We could have spent a week on the model — tuning thresholds, swapping architectures, arguing about hyperparameters. It's the instinct most teams reach for first, because it feels like the "real" machine-learning work.
The actual fix took an afternoon: the training set had barely seen garage doors. We added them as hard negatives — examples that look like the target but aren't — and the false positives dropped.
Why this keeps happening
A model only knows what it has seen. When it fails, it's usually telling you one of three things:
- The data is wrong or thin — missing the cases that matter, or labeled inconsistently.
- The evaluation is lying to you — your metric doesn't measure what you actually care about.
- The task was never clearly defined — "find radiators" hides a dozen edge cases nobody agreed on.
In my experience, 90% of "the model is bad" turns out to be one of those three. The model is the most visible part of the system, so it gets blamed first — but it's rarely where the leverage is.
A more useful order of operations
When something underperforms, I look in this order:
- Are the failing cases even in the training data?
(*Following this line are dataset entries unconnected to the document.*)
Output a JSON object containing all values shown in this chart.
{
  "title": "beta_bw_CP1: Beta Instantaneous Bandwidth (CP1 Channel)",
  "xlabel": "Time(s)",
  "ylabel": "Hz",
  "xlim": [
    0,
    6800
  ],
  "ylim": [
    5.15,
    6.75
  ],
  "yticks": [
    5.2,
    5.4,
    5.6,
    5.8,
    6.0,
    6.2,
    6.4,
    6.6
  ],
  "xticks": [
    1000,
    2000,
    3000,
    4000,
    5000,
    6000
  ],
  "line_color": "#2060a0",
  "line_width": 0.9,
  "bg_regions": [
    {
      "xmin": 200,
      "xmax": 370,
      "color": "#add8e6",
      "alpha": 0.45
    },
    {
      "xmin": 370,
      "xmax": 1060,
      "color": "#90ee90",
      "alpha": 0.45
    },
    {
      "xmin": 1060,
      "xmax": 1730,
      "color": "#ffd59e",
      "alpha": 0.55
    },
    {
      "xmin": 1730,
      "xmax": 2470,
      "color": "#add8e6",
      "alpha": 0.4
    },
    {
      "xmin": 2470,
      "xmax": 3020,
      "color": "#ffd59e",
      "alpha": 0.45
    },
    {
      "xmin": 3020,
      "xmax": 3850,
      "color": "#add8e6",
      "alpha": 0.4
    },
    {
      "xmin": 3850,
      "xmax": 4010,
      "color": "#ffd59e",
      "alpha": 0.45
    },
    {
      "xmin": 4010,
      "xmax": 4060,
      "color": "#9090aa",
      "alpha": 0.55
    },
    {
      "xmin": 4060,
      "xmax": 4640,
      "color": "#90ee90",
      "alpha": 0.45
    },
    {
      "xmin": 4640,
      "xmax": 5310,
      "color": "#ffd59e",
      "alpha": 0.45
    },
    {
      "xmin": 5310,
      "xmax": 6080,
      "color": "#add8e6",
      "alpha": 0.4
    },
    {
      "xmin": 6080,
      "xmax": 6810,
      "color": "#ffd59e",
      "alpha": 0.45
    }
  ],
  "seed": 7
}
- Does the eval set contain them, and does the metric punish the failure?
- Is the task definition specific enough that two people would label it the same way?
- Then — and only then — touch the model.
What I learned
Treat data, evaluation, and task definition as first-class engineering, not as setup work you rush through to get to the "real" model. The model is downstream of all three. Fix the upstream, and the model usually takes care of itself.